Im ersten Moment war ich furchtbar wütend auf diesen Menschen, warum er mir und meiner Familie das immer und immer wieder antut und es einfach nicht aufhört – egal, was man alles schon versucht hat! Und ich verfluchte ihn, dass wir nicht einfach mal glücklich leben können mit unserem kleinen Sonnenschein-Baby. Dann wandelte sich diese unbändige Wut und die eigene Erschöpfung in Bezug auf das Thema um in das Verständnis, dass derjenige nichts dafür kann, weil alles eine Ursache hat. Und die sollte man erst einmal ergründen, bevor man jemanden fallen lässt oder verteufelt. Ich habe mich eingehend mit dem Thema beschäftigt in den letzten Jahren – ach was sag ich: Jahrzehnten! Vor allem aber wurde das Thema in den letzten Monaten wieder viel präsenter, weil dieser Mensch haarscharf dem Tod von der Schippe gesprungen ist – und natürlich war dies auch eine Ursache für diese furchtbar lähmende Situation!
 
Jedes Mal, wenn mich dieser Mensch wieder enttäuschte, fragte ich mich, warum ich eigentlich immer noch mit ihm rede und zu tun habe – nachdem, was alles vorgefallen ist. Das Schlimmste an der ganzen Sache war für meinen Mann und mich immer das Anlügen. Egal, wie oft wir gesagt haben „Wir akzeptieren alles, solange Du uns nicht weiter anlügst“, es ist dann doch immer wieder passiert und jedes Mal riss es uns erneut den Boden unter den Füßen weg …
 
Und wenn man dann mit anderen drüber spricht, weil es einfach mal raus muss und weil man auf Verständnis dahingehend hofft, bekommt man meistens gesagt: „Na dann lass ihn doch sein – er interessiert sich sowieso nicht dafür, wie es dir geht“! Ähem ja dankeschön für diesen wunderbaren „Ratschlag“, was dann für mich auch immer direkt ein „Schlag“ ins Gesicht ist. Deshalb verwende ich niemals mehr diesen Begriff, sondern oft nur „Hinweis“ oder „Tipp“ oder ähnliches. Wie soll man denn eine solche Sache in ein paar Sätzen einfach und plausibel erklären, warum man was wie macht. Da hängen ja ganze Leben und Existenzen dran, da ist so viel passiert über all die Jahre. Ich kann immer nur sagen: Hört auf euer Herz und wenn es euch sagt, dass ihr den abhängigen Menschen weiter gern haben und unterstützen wollt, dann tut es! Unterstützung heißt an dieser Stelle für mich, die Verantwortung endlich abzugeben und denjenigen in professionelle Hände zu geben. In erster Linie sollte man aber den Willen des Menschen respektieren. Möchte er es wirklich selbst oder will er es nur für die anderen schaffen?
 
Ich hoffe auf mehr Verständnis & Mitgefühl von außen – sowohl als Betroffener als auch als Angehöriger. Habt Euch untereinander lieb und zeigt doch einfach mal, dass es Euch nicht egal ist, wie es dem anderen geht. Ihr ahnt gar nicht, was das für ein großes Potenzial in sich birgt. Und hört endlich auf damit, anderen Vorwürfe für dies, das & jenes zu machen! Liebe, Vergebung und Dankbarkeit sind der Schlüssel zu einem glücklichen, liebevollen und vor allem wertfreien Umgang miteinander.
 
DANKE & eine liebevolle Umarmung an alle

Kommentar schreiben

Kommentare: 2
  • #1

    Kafasiti (Donnerstag, 30 Mai 2024 22:35)

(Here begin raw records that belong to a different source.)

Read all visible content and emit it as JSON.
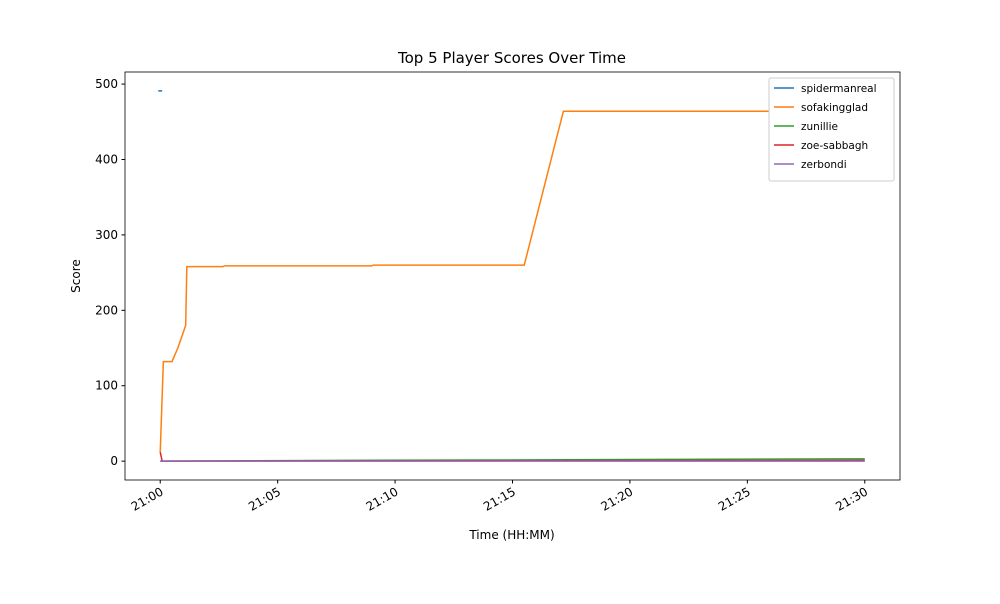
{
  "chart_data": {
    "type": "line",
    "title": "Top 5 Player Scores Over Time",
    "x_label": "Time (HH:MM)",
    "y_label": "Score",
    "xlim": [
      "20:58:30",
      "21:31:30"
    ],
    "ylim": [
      -25,
      516
    ],
    "xticks": [
      {
        "value": "21:00:00",
        "label": "21:00"
      },
      {
        "value": "21:05:00",
        "label": "21:05"
      },
      {
        "value": "21:10:00",
        "label": "21:10"
      },
      {
        "value": "21:15:00",
        "label": "21:15"
      },
      {
        "value": "21:20:00",
        "label": "21:20"
      },
      {
        "value": "21:25:00",
        "label": "21:25"
      },
      {
        "value": "21:30:00",
        "label": "21:30"
      }
    ],
    "yticks": [
      0,
      100,
      200,
      300,
      400,
      500
    ],
    "legend": "upper right",
    "series": [
      {
        "name": "spidermanreal",
        "color": "#1f77b4",
        "x": [
          "20:59:55",
          "21:00:05"
        ],
        "values": [
          491,
          491
        ]
      },
      {
        "name": "sofakingglad",
        "color": "#ff7f0e",
        "x": [
          "21:00:00",
          "21:00:08",
          "21:00:30",
          "21:00:45",
          "21:00:55",
          "21:01:05",
          "21:01:08",
          "21:02:40",
          "21:02:45",
          "21:09:00",
          "21:09:05",
          "21:15:30",
          "21:17:10",
          "21:30:00"
        ],
        "values": [
          12,
          132,
          132,
          150,
          165,
          180,
          258,
          258,
          259,
          259,
          260,
          260,
          464,
          464
        ]
      },
      {
        "name": "zunillie",
        "color": "#2ca02c",
        "x": [
          "21:00:00",
          "21:08:00",
          "21:14:00",
          "21:18:40",
          "21:29:20",
          "21:30:00"
        ],
        "values": [
          0,
          1,
          1.5,
          2,
          3,
          3
        ]
      },
      {
        "name": "zoe-sabbagh",
        "color": "#d62728",
        "x": [
          "21:00:00",
          "21:00:05",
          "21:15:00",
          "21:30:00"
        ],
        "values": [
          12,
          0,
          0.5,
          1
        ]
      },
      {
        "name": "zerbondi",
        "color": "#9467bd",
        "x": [
          "21:00:00",
          "21:30:00"
        ],
        "values": [
          0,
          0
        ]
      }
    ]
  }
}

    Danke für deine Offenheit ....

    Viel Kraft an ALLE Betroffenen und Angehörige ♡

  • #2

    Mit Herz in die Welt (Freitag, 31 Mai 2024 11:24)

    Danke, dass es Dich gibt und Du ein Mensch bist, der immer ein offenes Ohr für uns hat … Wir haben Dich / Euch unglaublich lieb!